LM Fiction de Saul Williams et Anisia Uzeyman, Rwanda / Etats-Unis, 2021
Sortie France : 10 mai 2023
Distribution France : Damned Films
Le désir de se projeter dans le présent n’exclut pas d’évaluer le futur en se branchant sur le passé. C’est ce que tente un tandem d’artistes connectés sur l’Afrique avec Neptune Frost. Saul Williams, poète musicien américain, est connu comme acteur pour Slam de Saul Levin, 1988, et Tey – Aujourd’hui de Alain Gomis, 2012. Anisia Uzeyman, sa compagne, actrice née au Rwanda, résidant en France, a réalisé Dreamstates, tourné avec un portable. L’un a écrit l’histoire de Neptune Frost, l’autre l’a cadré entre le Rwanda et le Burundi d’où sont issus les techniciens. Leur fusion autour de cette coproduction rwandaise et américaine, retenue à la Quinzaine des réalisateurs au Festival de Cannes 2021, a des accents de comédie musicale, futuriste et parabolique.

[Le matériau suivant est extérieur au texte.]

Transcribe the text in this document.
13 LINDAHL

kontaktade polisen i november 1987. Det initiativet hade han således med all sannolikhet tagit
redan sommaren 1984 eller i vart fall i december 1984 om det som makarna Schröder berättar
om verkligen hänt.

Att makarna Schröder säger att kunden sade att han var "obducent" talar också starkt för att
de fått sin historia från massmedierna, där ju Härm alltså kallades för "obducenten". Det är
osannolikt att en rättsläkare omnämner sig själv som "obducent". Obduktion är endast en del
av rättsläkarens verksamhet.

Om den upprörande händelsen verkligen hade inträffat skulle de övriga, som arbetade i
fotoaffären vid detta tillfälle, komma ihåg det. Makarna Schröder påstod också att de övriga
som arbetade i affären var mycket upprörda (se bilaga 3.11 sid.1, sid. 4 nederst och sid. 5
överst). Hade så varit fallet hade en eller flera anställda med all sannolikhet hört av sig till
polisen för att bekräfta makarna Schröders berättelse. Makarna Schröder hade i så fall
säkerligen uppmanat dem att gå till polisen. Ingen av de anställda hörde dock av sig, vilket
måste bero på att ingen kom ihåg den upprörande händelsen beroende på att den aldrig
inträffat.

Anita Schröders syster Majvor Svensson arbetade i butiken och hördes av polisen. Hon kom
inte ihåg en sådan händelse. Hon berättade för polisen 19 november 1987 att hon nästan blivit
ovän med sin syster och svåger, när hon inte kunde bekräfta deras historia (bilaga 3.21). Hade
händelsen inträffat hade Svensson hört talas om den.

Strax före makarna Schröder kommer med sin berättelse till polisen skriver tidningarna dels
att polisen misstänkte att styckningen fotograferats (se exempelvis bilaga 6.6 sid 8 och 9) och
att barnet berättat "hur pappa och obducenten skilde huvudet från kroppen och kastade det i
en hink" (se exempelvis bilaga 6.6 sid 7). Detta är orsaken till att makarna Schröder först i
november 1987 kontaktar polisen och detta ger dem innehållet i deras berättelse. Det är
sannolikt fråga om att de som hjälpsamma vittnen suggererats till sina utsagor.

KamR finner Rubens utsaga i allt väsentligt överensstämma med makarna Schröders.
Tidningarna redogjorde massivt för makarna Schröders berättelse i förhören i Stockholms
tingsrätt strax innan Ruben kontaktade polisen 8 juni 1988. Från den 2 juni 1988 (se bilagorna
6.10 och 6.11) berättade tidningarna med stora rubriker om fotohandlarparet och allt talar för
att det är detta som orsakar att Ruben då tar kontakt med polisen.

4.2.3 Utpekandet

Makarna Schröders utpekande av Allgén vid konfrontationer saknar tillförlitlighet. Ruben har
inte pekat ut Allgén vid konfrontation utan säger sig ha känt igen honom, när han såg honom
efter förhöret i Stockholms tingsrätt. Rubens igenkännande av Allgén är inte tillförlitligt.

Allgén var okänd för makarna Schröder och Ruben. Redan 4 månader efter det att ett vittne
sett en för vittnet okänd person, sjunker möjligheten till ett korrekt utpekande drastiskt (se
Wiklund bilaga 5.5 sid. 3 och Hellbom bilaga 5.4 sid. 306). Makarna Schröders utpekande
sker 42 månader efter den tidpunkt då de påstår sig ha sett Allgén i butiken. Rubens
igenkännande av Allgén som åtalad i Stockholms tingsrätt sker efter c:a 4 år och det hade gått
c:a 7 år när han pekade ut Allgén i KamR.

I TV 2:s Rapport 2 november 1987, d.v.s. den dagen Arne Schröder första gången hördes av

Le récit est introduit par une voix féminine qui nous conduit dans les hauts plateaux du Burundi, où sa naissance effective se cristalliserait à 23 ans. Dans les mines où on extrait le coltan, Tekno succombe à la brutalité des gardes. Son frère, Matalussa, fracasse les avances d’un pasteur pressant et s’enfuit. Une errance comme un rêve éveillé où les genres s’abolissent, où les rencontres sont fluorescentes, la technologie bien ancrée mais volatile, la nature enveloppante, les nuits habitées.
Neptune croise le même rêve, c’est une créature instinctive, visionnaire, Carte Mère d’une technologie sans maîtrise, sans genre. Leur fusion induit une énergie qui attire les mineurs, compagnons de Mata. Eux qui fournissent le coltan sans en recevoir les bienfaits, se rassemblent en rébellion contre l’Autorité et les technologies étrangères, reconvertis en collectif de cyber-pirates anticolonialistes. L’union est comme une défiance au pouvoir, les rêves personnels comme une utopie collective que l’Autorité peut écraser sans anéantir tout à fait.
Neptune Frost brasse le réel et le rêve, le masculin et le féminin, la révolte et la poésie, le noir et les couleurs, la technologie et les vents, la partition techno et les battements de tambours. C’est un film musical, symbolique, fier de ses identités noires. « On montre comment on se voit, comment on se rêve, comment on se projette », commente Saul Williams qui engage avec Anisia Uzeyman, une coproduction indépendante. « Nous voulions préserver notre liberté pour pouvoir écrire l’histoire de personnes africaines avec leur langage, leurs perspectives », assure-t-il, avide de se réapproprier des images et des langues locales.